Bagging, also known as **Bootstrap aggregating**, is a parallel ensemble method. It is all about averaging slightly different versions of the same model to improve accuracy.

- Bootstrap = choosing a random sample from the dataset with replacement (in our context, it will be getting a random subset() from the original data.frame with replacement). 

Therefore, bagging is to

1. Choose multiple bootstrap samples (bags)
2. Train them separately and independently
2. Combine (or aggregate) each trained model's result as a whole

![](images/bagging.png)
https://www.youtube.com/watch?v=2Mg8QD0F1dQ

### Features

- The most common application of bagging is **Random Forests**.
- It can use parallelism.
- Each model runs on a randomly selected subset of the data, and all models are trained independently of the others (contrast this with boosting).
- The primary goal of bagging is to **reduce variance**, so bagging does not necessarily improve predictive power; instead it is **mainly used to prevent overfitting**. 

### Example

Here the point it to predict the binary variable "Loan_Status".

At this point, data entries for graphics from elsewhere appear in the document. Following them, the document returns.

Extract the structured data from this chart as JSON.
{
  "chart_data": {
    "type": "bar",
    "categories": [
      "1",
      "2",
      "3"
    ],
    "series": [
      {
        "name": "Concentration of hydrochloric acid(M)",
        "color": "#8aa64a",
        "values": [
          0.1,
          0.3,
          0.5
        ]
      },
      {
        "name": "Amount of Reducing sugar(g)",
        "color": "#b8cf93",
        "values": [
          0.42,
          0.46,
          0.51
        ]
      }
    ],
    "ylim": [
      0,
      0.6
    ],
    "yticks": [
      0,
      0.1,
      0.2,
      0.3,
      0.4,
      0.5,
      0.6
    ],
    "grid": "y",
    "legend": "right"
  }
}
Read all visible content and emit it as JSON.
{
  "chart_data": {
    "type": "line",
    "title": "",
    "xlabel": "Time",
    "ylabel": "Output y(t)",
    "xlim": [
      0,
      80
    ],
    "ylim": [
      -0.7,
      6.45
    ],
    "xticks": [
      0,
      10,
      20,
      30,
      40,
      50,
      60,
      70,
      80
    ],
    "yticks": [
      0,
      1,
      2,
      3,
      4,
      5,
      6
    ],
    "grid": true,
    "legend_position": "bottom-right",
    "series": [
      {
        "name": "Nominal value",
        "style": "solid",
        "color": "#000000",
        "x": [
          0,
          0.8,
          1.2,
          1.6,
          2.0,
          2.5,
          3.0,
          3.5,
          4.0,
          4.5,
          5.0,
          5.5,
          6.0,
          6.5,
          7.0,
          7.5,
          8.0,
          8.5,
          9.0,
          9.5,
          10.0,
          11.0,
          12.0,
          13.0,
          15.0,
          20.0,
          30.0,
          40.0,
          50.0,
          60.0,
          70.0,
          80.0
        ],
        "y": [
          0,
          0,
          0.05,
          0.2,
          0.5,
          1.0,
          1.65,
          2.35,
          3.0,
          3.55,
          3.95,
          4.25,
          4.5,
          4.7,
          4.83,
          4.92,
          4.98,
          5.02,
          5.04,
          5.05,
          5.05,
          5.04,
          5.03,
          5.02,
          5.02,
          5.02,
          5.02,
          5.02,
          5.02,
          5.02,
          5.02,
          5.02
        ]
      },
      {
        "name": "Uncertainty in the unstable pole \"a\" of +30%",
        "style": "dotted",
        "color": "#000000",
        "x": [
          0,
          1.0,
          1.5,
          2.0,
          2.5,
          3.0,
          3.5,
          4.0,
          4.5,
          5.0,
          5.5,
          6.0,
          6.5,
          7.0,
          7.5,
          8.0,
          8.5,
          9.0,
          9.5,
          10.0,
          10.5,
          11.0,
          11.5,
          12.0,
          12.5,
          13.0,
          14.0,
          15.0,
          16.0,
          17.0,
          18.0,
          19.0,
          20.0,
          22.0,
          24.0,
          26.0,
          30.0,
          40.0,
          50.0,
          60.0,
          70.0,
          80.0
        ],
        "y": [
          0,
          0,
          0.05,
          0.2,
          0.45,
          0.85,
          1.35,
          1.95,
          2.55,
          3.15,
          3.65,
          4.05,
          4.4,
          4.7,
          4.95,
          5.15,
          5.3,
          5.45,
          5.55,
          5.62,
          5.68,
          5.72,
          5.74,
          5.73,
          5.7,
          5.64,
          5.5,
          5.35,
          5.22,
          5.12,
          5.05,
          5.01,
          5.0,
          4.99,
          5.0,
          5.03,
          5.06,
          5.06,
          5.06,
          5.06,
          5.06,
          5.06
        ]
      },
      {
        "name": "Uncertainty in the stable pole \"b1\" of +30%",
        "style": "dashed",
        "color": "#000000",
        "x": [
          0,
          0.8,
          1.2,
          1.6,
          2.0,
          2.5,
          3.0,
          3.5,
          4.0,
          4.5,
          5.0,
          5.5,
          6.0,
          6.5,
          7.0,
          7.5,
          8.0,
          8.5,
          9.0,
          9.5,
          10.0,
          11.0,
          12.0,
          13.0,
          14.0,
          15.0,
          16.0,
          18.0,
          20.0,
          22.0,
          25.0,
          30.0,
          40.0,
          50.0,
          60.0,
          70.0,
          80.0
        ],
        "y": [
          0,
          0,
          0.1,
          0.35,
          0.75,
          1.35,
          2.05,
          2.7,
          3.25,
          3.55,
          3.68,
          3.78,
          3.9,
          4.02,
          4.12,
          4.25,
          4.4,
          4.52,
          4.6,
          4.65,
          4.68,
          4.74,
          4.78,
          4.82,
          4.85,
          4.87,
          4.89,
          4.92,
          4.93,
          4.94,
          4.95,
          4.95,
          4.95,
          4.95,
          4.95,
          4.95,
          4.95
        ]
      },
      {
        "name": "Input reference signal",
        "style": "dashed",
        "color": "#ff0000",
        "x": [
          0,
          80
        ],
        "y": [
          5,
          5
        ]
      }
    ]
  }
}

This is a single decision tree

In [4]:
decision_clf = DecisionTreeClassifier()

# Fitting single decision tree
decision_clf.fit(X_train, y_train)
y_pred_decision = decision_clf.predict(X_test)
score_dt = roc_auc_score(y_test, y_pred_decision)

This is the bagging regressor

In [5]:
from sklearn.ensemble import BaggingClassifier
# from sklearn.ensemble import BaggingRegressor

bagging_clf2 = BaggingClassifier(DecisionTreeClassifier(), n_estimators=1000, max_samples=100, 
                                bootstrap=True, random_state=1)

bagging_clf2.fit(X_train, y_train)
y_pred_bagging = bagging_clf2.predict(X_test)
score_bc_dt = roc_auc_score(y_test, y_pred_bagging)

In [6]:
print("decision tree accuracy %.4f" %(score_dt))
print("bagging classifier (decision tree) accuracy %.4f" %(score_bc_dt))

decision tree accuracy 0.6136
bagging classifier (decision tree) accuracy 0.6798


### Parameters that control bagging

- Seed
- Row subsampling or bootstrapping
- Shuffling (because some models are sensitive to the order of the data)
- Column subsampling
- Model-specific parameters 
- Number of models (bags). More bags is generally better.